Advantages!
Potentially higher valuation than is available in a private offering.
Increased net worth of the company, facilitating future debt and equity financings.
Increased future access to public markets.
Greater ability to accomplish stock-for-stock acquisitions.
Public Image Increased publicity and attention from the investment community.
Heightened visibility may provide a competitive advantage over privately held competitors.
Increased ability to attract and retain employees through use of equity incentives such as stock option and stock purchase plans.
Employee pride in company may increase.
Disadvantages:
The current shareholders' percentage ownership of the company will be diluted in a public offering.
Control of the company may shift and the company could face an attempted unfriendly takeover.

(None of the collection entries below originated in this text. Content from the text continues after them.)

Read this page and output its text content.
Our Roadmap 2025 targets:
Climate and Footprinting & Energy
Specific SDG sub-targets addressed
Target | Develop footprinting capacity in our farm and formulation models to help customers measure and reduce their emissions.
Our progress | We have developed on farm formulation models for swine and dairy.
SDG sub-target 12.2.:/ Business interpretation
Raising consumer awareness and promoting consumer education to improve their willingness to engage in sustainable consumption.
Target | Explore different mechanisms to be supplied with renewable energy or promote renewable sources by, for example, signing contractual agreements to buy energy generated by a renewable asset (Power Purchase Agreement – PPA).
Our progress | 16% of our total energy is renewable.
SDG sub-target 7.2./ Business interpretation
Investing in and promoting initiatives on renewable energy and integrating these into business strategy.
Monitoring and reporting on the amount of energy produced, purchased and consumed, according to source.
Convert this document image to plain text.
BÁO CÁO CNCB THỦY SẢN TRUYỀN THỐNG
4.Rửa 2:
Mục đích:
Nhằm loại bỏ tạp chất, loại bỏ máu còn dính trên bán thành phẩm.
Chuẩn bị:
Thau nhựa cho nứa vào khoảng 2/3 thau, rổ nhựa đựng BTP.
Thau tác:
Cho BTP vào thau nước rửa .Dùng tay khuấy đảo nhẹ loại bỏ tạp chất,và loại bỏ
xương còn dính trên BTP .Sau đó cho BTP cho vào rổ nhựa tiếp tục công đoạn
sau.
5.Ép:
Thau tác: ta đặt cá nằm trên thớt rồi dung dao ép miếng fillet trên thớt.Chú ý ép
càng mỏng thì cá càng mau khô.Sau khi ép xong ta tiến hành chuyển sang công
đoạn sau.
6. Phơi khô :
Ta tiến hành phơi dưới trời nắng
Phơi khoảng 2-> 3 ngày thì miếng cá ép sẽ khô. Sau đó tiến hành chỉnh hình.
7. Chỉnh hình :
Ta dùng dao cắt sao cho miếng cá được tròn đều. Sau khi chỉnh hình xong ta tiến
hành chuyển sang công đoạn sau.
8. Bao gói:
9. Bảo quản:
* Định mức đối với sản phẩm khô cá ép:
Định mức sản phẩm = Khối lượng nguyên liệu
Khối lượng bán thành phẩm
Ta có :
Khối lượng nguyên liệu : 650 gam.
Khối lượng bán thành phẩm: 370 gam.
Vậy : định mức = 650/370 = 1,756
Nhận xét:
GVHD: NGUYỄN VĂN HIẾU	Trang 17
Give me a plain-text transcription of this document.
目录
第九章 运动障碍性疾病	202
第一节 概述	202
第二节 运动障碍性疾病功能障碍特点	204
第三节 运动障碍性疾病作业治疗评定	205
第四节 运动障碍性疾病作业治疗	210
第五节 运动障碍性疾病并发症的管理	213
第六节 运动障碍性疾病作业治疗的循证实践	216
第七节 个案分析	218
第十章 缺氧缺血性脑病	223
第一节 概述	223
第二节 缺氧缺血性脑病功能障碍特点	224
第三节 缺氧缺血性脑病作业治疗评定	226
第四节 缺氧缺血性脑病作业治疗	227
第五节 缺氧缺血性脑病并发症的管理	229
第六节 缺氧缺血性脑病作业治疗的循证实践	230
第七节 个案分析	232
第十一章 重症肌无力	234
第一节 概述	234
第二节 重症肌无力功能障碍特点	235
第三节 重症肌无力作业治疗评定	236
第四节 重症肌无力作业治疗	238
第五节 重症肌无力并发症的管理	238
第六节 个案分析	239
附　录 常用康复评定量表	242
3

The market may view certain antitakeover devices as unacceptable in an initial public offering.
Two outside directors are required if stock is to be listed on the Nasdaq National Market or the major exchanges.
Earnings per share will be diluted.
Disclosure The company will become subject to periodic reporting and certain other requirements of the Securities Exchange Act of 1934 (the "Exchange Act").
SEC financial statement disclosure and audit requirements will apply.
Stock exchanges and Nasdaq will require public disclosure of significant events.
Management will spend significant time in public relations and in informing the investment community about the company and its recent developments.
Market Pressures Marketplace pressure may cause the company to focus too much on short-term results to maintain stock prices, forgoing risks necessary for future success.
Public shareholders may demand dividends, even though management believes reinvestment of earnings is better.